I would leave the technical details on the bonds issues and a possible Greek debt restructuring aside and focus on the core issue of Greece’s financial woes with the adage «If the government is not winning a war, it is losing it.» And that aphorism is not only for «armed conflict,» but also on economic strength. Greece may have been saved from bankruptcy with help from its European friends, but it has come to be nowadays in a stalemate of «financial uncertainty» with prospects of getting worse — not better! And that possible danger is a red flag to investors and bond holders at a time the Greek government itself seems to be unable to dig itself out of the financial hole Greece has fallen in the last decade.

Worse yet, there are no «good» solutions. The only «two» solutions available to Greece are «bad» and «worse!» Some even talk about a «catastrophic restructuring,» and I personally see that possibility as inevitable. I remember the former prime minister Costas Karamanlis telling Greeks during the beginning of the global economic crisis that «the Greek economy was «tethorakismeni» [impregnable], and that «they had nothing to fear from the global financial meltdown!» The fact was that Greece was heavily in debt, but it continued to «borrow and spend» freely because the euphoria looked good for the politicians — until the credit rating agencies downgraded its rating to «poor» and they were considering to change it to «junk» status, when finally the Greek government admitted it was in a deep financial hole.

The Greeks will just deceive themselves if they continue to patch the Greek economy with short term solutions that worsen that status of the economy in the long term. A restructuring will be a bold and painful solution, but the best long term option for a strong economy. And on any restructuring, the power of the Greek Unions should be reduced significantly, and the vast Greek government bureaucracy should also be trimmed substantially. Enough with Greece’s borrowing and spending foreign money above of what the Greek Gross National Product can generate.

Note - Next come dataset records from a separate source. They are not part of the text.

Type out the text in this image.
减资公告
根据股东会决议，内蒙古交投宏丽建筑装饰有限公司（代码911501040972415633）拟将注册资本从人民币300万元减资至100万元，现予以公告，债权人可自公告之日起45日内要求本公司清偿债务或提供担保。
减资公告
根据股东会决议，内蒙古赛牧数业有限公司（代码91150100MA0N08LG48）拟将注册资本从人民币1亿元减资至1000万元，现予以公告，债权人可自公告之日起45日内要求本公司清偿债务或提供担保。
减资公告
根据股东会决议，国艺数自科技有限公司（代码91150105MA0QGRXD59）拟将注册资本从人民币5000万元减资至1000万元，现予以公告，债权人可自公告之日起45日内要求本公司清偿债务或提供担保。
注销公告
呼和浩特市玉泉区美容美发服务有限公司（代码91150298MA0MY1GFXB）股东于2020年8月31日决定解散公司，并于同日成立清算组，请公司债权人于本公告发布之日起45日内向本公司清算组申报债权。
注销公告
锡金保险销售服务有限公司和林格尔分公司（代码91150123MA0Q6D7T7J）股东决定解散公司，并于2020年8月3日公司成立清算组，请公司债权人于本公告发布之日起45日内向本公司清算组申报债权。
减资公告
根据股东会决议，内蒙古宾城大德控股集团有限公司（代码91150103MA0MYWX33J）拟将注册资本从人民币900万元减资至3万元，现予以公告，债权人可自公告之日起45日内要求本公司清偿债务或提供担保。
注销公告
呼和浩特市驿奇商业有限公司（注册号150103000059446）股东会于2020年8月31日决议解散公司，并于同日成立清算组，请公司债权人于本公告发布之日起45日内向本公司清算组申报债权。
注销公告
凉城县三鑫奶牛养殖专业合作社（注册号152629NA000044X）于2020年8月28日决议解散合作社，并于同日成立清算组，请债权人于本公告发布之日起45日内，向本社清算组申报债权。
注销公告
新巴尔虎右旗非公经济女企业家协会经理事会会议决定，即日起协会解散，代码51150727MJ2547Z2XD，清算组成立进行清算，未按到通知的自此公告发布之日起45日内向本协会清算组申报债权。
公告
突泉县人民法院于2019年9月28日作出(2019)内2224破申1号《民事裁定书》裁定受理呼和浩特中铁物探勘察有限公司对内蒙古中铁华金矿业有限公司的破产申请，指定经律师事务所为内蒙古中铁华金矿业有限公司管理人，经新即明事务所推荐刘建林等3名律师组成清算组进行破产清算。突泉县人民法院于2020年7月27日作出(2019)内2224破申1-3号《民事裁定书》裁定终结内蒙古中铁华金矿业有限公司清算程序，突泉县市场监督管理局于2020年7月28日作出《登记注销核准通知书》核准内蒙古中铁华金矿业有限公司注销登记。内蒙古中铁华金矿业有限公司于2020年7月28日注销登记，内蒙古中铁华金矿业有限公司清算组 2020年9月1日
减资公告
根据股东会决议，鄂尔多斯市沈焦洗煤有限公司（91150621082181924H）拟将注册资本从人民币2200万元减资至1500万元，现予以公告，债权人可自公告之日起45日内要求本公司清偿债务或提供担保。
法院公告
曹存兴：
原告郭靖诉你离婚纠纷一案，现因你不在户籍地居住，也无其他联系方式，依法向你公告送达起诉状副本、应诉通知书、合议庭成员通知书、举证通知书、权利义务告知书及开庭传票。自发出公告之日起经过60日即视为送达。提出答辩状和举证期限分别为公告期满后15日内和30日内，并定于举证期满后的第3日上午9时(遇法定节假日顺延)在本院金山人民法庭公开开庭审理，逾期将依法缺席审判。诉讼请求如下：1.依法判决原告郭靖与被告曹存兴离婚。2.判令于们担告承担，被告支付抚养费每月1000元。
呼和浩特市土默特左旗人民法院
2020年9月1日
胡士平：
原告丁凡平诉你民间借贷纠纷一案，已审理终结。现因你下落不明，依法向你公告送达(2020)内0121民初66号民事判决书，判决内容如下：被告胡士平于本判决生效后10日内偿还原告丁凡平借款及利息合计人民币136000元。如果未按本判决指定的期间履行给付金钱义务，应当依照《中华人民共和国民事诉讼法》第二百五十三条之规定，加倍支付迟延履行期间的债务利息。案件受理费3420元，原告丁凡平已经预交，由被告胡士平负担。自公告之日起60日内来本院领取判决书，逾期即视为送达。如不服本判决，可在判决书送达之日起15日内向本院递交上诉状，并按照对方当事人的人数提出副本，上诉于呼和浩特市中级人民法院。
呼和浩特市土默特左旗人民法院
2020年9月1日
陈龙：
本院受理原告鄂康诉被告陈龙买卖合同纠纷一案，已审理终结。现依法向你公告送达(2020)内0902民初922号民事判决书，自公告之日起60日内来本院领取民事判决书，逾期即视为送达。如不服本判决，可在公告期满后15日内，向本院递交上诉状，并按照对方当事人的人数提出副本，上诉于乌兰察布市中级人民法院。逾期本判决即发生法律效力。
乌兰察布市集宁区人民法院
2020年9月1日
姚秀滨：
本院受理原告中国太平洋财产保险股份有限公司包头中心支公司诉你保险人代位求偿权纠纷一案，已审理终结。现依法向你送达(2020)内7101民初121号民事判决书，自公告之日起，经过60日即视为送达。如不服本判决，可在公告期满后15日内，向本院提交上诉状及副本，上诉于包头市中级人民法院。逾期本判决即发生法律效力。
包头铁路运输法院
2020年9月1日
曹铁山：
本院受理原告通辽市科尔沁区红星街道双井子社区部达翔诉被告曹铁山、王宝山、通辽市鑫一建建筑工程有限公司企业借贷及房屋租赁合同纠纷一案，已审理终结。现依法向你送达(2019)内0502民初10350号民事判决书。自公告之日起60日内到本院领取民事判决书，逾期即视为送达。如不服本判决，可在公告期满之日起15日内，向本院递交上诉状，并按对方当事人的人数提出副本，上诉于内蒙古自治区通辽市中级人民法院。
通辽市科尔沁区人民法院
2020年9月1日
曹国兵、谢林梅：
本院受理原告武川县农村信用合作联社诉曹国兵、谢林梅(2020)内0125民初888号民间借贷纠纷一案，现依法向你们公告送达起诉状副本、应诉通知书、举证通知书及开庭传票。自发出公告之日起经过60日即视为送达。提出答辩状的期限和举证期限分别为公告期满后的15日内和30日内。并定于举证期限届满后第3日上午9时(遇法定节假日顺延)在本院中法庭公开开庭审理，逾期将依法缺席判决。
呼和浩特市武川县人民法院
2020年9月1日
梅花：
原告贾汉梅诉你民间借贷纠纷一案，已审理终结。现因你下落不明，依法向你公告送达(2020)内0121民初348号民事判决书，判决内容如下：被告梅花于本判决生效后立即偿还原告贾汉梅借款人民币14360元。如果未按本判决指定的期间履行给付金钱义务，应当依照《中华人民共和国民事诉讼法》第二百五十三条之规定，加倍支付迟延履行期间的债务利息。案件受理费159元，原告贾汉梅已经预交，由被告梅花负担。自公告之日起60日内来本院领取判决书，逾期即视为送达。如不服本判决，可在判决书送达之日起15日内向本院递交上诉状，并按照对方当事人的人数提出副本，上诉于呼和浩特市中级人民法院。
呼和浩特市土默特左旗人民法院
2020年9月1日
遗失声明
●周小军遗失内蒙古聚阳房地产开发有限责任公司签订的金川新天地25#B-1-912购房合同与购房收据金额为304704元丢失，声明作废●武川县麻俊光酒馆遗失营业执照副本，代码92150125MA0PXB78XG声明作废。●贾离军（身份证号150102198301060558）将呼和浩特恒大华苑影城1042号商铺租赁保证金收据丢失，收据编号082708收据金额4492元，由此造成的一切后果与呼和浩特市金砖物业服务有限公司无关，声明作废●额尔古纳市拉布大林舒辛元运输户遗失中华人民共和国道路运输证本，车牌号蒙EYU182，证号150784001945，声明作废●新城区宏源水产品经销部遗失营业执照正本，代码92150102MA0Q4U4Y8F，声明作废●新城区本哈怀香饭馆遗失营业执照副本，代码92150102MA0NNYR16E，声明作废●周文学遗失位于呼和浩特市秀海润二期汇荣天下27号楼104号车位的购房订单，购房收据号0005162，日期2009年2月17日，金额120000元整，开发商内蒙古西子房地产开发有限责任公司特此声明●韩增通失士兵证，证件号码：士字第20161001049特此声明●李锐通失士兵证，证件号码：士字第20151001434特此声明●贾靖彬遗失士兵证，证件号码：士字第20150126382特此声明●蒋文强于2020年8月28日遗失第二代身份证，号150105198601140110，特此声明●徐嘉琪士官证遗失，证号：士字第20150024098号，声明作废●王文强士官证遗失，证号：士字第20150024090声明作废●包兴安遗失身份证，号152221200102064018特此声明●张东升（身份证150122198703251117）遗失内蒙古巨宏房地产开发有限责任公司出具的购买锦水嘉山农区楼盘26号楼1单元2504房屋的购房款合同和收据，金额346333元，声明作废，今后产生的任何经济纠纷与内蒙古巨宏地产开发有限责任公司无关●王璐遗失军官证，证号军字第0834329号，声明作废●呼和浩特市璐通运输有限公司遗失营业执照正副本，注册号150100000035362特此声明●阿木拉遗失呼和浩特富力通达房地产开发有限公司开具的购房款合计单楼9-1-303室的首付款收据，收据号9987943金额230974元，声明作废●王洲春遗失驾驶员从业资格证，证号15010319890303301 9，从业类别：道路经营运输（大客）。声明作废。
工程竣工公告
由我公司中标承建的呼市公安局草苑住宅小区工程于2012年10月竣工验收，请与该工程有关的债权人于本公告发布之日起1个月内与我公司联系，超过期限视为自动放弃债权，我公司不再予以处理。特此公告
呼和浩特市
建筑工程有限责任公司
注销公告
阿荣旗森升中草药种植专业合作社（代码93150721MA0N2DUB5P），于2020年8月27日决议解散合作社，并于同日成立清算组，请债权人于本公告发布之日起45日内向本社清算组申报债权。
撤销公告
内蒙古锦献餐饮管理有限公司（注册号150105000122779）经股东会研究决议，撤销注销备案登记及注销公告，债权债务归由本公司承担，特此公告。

And unless the Greeks learn to live within the limits of the Greek economy, they will have to live with a constant nightmare of a financial ruin hovering in the horizon.

NIKOS RETSOS

Ex-minister convicted over undeclared Siemens cash

Let me see if I get this right. Former Transport Minister Tasos Mantelis gets 200,000 euros in a bribe. He is part of a corrupt, incompetent elite that is largely responsible for Greece’s current crisis. And he pays a 7,500 euro fine and doesn’t spend a day in jail. Yep, that should be enough to set public officials in Greece on the right path. Heaven forbid the judges also wagged their finger at him. That would constitute cruel and unusual punishment.